Most of us also remember the other kid. The one who did not have many friends. Maybe not a complete loner, but more introverted. For whatever reasons, most tried to avoid this kid. This kid may have been the topic of gossip or maybe hardly noticed at all. This kid may even have been a sibling of the popular kid.

One thing for sure. This kid likely did not seem to have it as easy as the popular kid, but for some reason (if you think back) seemed to persevere more and be more resilient. Perhaps you were this kid.

Nietzsche said, "Happiness and unhappiness are twins that grow up together." Everybody wants to be happy. Everywhere you turn, there is something or someone emphasizing the importance of being happy – television commercials, songs (Pharrell's "Happy" spent ten consecutive weeks at number one). And let's not forget about those inspirational postings encouraging happiness that fill our social media time lines.

Why wouldn't someone want to feel happy? After all, for most, feeling happy means experiencing pleasure and we all enjoy being pleasured. We want to feel the essence of being in the vicinity of the popular kid. But do we have it wrong?

Do we want to be "happy" or do we want to be pleasured? We not only want to be happy, but we want to stay happy.

What we often times forget is that happiness, especially when rooted only in pleasure, is temporary. Eventually, we are faced with its sibling, the unpopular kid, and what that kid represents to all of us: life challenges and all the emotions that come with it — sadness, disappointment, misery, pain, anxiety, hate, fear, grief, stress, hopelessness, guilt, etc.

What we fail to realize is that, both the popular kid and unpopular kid are part of our lives and in order to appreciate one, we must honor and appreciate the other.

Happiness is relevant. Though it means different things to different people. Typically, when people say they want to be happy, they are saying they want a better life. After all, isn't that why most people come to counseling? They want to live better mentally and emotionally and in some instances physically, spiritually and financially. But one cannot live better on pleasure alone or challenges alone. It takes doing both. It takes living well.

What does it mean to live well?

When one seeks to live well, they go beyond happy to create reason and purpose for their lives. In doing so, they discover their value and self-worth. Their life becomes justified and they live with efficacy.

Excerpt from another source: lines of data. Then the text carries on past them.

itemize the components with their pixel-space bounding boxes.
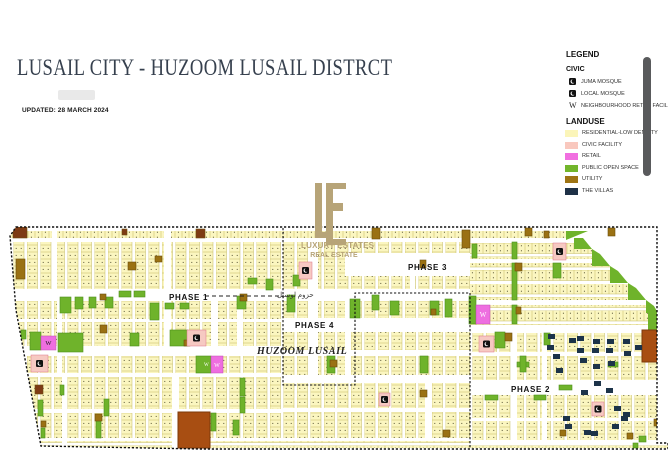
svg-text:W: W bbox=[480, 311, 487, 319]
svg-text:PHASE 1: PHASE 1 bbox=[169, 293, 208, 302]
svg-text:W: W bbox=[204, 363, 209, 368]
svg-text:HUZOOM LUSAIL: HUZOOM LUSAIL bbox=[256, 346, 347, 357]
svg-text:W: W bbox=[45, 340, 52, 347]
svg-text:PHASE 2: PHASE 2 bbox=[511, 385, 550, 394]
svg-text:W: W bbox=[214, 363, 220, 369]
svg-text:PHASE 4: PHASE 4 bbox=[295, 321, 334, 330]
svg-text:حزوم لوسيل: حزوم لوسيل bbox=[277, 291, 314, 299]
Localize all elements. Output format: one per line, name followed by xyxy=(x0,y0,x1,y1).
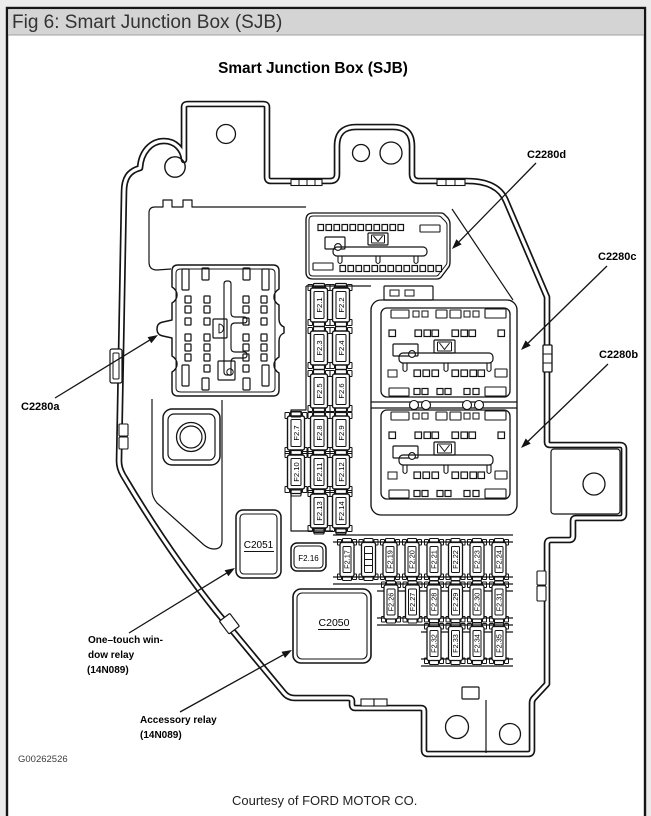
svg-text:F2.34: F2.34 xyxy=(473,634,482,653)
svg-text:F2.32: F2.32 xyxy=(430,634,439,653)
svg-text:F2.5: F2.5 xyxy=(315,383,324,398)
svg-text:Fig 6: Smart Junction Box (SJB: Fig 6: Smart Junction Box (SJB) xyxy=(12,12,282,33)
svg-text:dow relay: dow relay xyxy=(88,650,135,661)
svg-text:(14N089): (14N089) xyxy=(87,665,129,676)
svg-text:F2.3: F2.3 xyxy=(315,340,324,355)
svg-text:F2.4: F2.4 xyxy=(337,340,346,355)
svg-text:F2.35: F2.35 xyxy=(495,634,504,653)
svg-text:Smart Junction Box (SJB): Smart Junction Box (SJB) xyxy=(218,60,408,77)
svg-text:C2280b: C2280b xyxy=(599,349,638,361)
svg-text:F2.14: F2.14 xyxy=(337,501,346,520)
svg-text:C2280d: C2280d xyxy=(527,149,566,161)
svg-text:F2.23: F2.23 xyxy=(473,550,482,569)
svg-text:F2.17: F2.17 xyxy=(343,550,352,569)
svg-text:F2.11: F2.11 xyxy=(315,463,324,482)
svg-text:C2280a: C2280a xyxy=(21,401,60,413)
svg-text:F2.8: F2.8 xyxy=(315,425,324,440)
svg-text:G00262526: G00262526 xyxy=(18,754,68,765)
svg-text:One–touch win-: One–touch win- xyxy=(88,635,163,646)
svg-text:C2050: C2050 xyxy=(319,617,350,629)
svg-text:F2.1: F2.1 xyxy=(315,297,324,312)
svg-text:F2.28: F2.28 xyxy=(430,593,439,612)
svg-text:F2.2: F2.2 xyxy=(337,297,346,312)
svg-text:F2.30: F2.30 xyxy=(473,593,482,612)
svg-text:F2.9: F2.9 xyxy=(337,425,346,440)
svg-text:F2.26: F2.26 xyxy=(387,593,396,612)
svg-text:F2.22: F2.22 xyxy=(451,550,460,569)
svg-text:(14N089): (14N089) xyxy=(140,730,182,741)
svg-text:F2.33: F2.33 xyxy=(451,634,460,653)
svg-text:F2.13: F2.13 xyxy=(315,501,324,520)
svg-text:F2.7: F2.7 xyxy=(292,425,301,440)
svg-text:Accessory relay: Accessory relay xyxy=(140,715,217,726)
svg-text:Courtesy of FORD MOTOR CO.: Courtesy of FORD MOTOR CO. xyxy=(232,793,417,808)
svg-text:F2.29: F2.29 xyxy=(451,593,460,612)
svg-text:F2.10: F2.10 xyxy=(292,462,301,481)
svg-text:F2.12: F2.12 xyxy=(337,462,346,481)
svg-text:C2051: C2051 xyxy=(244,540,274,551)
svg-text:F2.27: F2.27 xyxy=(408,593,417,612)
svg-text:F2.20: F2.20 xyxy=(408,550,417,569)
svg-text:C2280c: C2280c xyxy=(598,251,637,263)
svg-text:F2.16: F2.16 xyxy=(298,554,319,563)
svg-text:F2.24: F2.24 xyxy=(495,550,504,569)
svg-text:F2.31: F2.31 xyxy=(495,593,504,612)
svg-text:F2.6: F2.6 xyxy=(337,383,346,398)
svg-text:F2.21: F2.21 xyxy=(430,550,439,569)
svg-text:F2.19: F2.19 xyxy=(386,550,395,569)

Christopher Gardner's The Pursuit of Happyness is a perfect example. At almost 30, he was a single father, living homeless and working in a training program that offered no salary. Most of us can probably agree that this does not sound like a "happy" life.

Needless to say, he was not the most popular kid, but the kid who persevered. He was resilient. He was the kid in school we would have avoided but likely learned from the most. Though he experienced pleasurable moments, he experienced many more challenges during this time in his life. Nevertheless, both his challenges and pleasurable moments were justified based on the purpose he identified for his life.

You see, when one seeks to live well, they become conscious of happiness as more than a feeling, but as a way of life. Rather than "be" happy, they consciously "do" happy. In other words, they engage in the world as it is, taking life as it comes.

So let's not just be happy. Let's consciously do happy. Live well. Think about your life's purpose. What are you called to do in the world? You may have to discover it. You may even have to create it. But it will lead you beyond happy to authenticity, integrity, love, honor, truth, beauty, loyalty, courage and freedom. You're worthy! You're worth it!